Alicia has a number of strong collaborations across a variety of areas related to development and disease including cancer, kidney development, sex determination and rare childhood diseases. She has received several major awards including the Australian Academy of Science Gani Medal for human genetics and the Lorne Genome Conference Millennium award.
Professor Tanya Monro, University of South Australia
Professor Tanya Monro is Deputy Vice Chancellor: Research and Innovation and ARC Georgina Sweet Laureate Fellow, University of South Australia.
Tanya received a Royal Society University Research Fellowship, University of Southampton, was the Inaugural Director: Institute for Photonics and Advanced Sensing, and the ARC Centre of Excellence for Nanoscale BioPhotonics, University of Adelaide. Tanya’s awards include: Eureka Prize for Excellence in Interdisciplinary Scientific Research, the Bragg Gold Medal (best Physics PhD in Australia), South Australia’s “Australian of the Year”, Scopus Young Researcher of the Year, South Australian Scientist of the Year, and the Prime Minister’s Malcolm McIntosh Prize for Physical Scientist of the Year.
Tanya is Fellow of the Australian Academy of Science (AAS), the Australian Academy of Technological Sciences and Engineering (ATSE). She is a Board Member on the Prime Minister’s Commonwealth Science Council, the Commonwealth Science and Industrial Research Organisation (CSIRO) and the South Australian Economic Development Board.
Professor Julie Owens, The University of Adelaide
Professor Julie Owens is Pro-Vice Chancellor Research Strategy at the University of Adelaide. She was previously the inaugural Head of the School of Paediatrics and Reproductive Health and Associate Dean Research in the Faculty of Health Sciences and earlier, Head of Discipline of Physiology and Associate Dean Research in the Faculty of Sciences.
Julie joined the University as an ARC QEII Fellow and subsequently an NHMRC Research Fellow, engaged in research into pregnancy and foetal and placental functional development. This continues, extending to the early life programming of obesity and cardio-metabolic health of offspring by paternal and maternal obesity and diabetes and other exposures, funded by NIH, NHMRC, ARC and other bodies. Prof Owens is Deputy President of the scientific society, Development Origins of Health and Disease ANZ, which she helped establish as a chapter of the international society.

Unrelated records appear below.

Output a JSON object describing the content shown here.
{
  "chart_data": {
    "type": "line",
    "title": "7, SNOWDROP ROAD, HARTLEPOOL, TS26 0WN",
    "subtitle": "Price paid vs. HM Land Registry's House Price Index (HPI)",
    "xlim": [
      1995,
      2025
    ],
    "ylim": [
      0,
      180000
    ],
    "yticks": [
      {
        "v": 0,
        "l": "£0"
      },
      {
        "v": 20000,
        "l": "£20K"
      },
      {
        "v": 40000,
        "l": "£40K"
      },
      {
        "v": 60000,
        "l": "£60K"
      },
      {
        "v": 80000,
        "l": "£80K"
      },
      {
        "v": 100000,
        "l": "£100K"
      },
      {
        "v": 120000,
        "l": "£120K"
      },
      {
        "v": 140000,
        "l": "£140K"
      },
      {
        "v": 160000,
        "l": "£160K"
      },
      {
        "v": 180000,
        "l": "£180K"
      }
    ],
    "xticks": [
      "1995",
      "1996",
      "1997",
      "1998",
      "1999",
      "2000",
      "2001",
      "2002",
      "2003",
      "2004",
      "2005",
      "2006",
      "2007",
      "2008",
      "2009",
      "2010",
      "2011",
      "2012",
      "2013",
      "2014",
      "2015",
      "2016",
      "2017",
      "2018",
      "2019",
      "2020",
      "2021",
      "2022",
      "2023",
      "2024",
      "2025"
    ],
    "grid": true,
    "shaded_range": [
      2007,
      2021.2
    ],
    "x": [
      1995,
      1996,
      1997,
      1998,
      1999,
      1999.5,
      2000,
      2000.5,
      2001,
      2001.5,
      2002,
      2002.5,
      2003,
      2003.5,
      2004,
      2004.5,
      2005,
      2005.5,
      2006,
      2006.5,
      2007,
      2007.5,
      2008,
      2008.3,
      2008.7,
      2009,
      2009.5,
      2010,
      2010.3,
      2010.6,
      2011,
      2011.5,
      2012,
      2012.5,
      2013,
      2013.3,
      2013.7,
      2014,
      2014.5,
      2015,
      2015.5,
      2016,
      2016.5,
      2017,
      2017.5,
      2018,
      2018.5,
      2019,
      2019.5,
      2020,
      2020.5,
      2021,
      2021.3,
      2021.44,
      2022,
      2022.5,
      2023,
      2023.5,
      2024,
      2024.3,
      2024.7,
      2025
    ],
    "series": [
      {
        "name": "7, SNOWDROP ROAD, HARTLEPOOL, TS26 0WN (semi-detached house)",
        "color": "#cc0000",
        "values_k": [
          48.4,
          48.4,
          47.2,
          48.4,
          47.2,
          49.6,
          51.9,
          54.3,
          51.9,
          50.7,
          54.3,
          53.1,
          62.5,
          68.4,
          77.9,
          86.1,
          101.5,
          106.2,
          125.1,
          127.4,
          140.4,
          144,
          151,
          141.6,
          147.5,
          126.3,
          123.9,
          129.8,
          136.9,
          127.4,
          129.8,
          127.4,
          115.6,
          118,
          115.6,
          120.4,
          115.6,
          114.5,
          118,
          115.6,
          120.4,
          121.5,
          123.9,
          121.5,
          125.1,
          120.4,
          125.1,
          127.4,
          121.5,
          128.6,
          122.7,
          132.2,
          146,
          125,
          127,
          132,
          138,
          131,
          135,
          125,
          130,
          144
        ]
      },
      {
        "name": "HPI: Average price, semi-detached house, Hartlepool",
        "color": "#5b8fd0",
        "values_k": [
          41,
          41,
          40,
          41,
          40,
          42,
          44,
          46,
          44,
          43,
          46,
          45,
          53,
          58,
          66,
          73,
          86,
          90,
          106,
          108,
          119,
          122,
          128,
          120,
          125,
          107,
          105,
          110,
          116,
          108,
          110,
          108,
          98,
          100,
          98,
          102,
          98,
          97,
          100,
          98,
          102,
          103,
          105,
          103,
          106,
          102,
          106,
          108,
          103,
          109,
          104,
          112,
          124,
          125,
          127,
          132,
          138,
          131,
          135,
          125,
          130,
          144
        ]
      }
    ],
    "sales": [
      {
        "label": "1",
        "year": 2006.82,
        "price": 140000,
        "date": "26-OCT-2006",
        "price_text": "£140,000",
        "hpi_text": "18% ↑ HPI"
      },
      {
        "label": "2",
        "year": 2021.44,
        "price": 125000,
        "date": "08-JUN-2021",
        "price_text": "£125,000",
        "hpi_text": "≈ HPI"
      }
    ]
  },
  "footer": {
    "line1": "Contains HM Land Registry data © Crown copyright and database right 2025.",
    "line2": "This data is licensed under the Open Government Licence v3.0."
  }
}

Julie also helped establish links with and currently participates in various international research collaborations, including the EU Early Nutrition FP7-Funded Research Program, the MRC University of Bristol Integrative Epidemiology Unit and the International Weight Management in Pregnancy Consortia.
Associate Professor Lesley Ward, University of South Australia
Lesley Ward is an Associate Professor of Mathematics at the University of South Australia. She earned her BSc Honours degree from ANU and her PhD from Yale University, then held post-doctoral positions at Rice University and MSRI, and a continuing position at Harvey Mudd College, Claremont, California.
Her research is mainly in harmonic analysis and complex analysis. She also works in industrial applications of mathematics, carried out through the UniSA Mathematics Clinic, which she directs. Her book “Harmonic Analysis: From Fourier to Wavelets”, co-authored with M. Cristina Pereyra, appeared in 2012.
Lesley Ward is the Chair of the Women in Mathematics Group (WIMSIG) of the Australian Mathematical Society, and has worked on gender equity issues in STEM disciplines at five institutions and nationally over many years. She has won several teaching awards, notably the Mathematical Association of America’s Alder Award for Distinguished Teaching.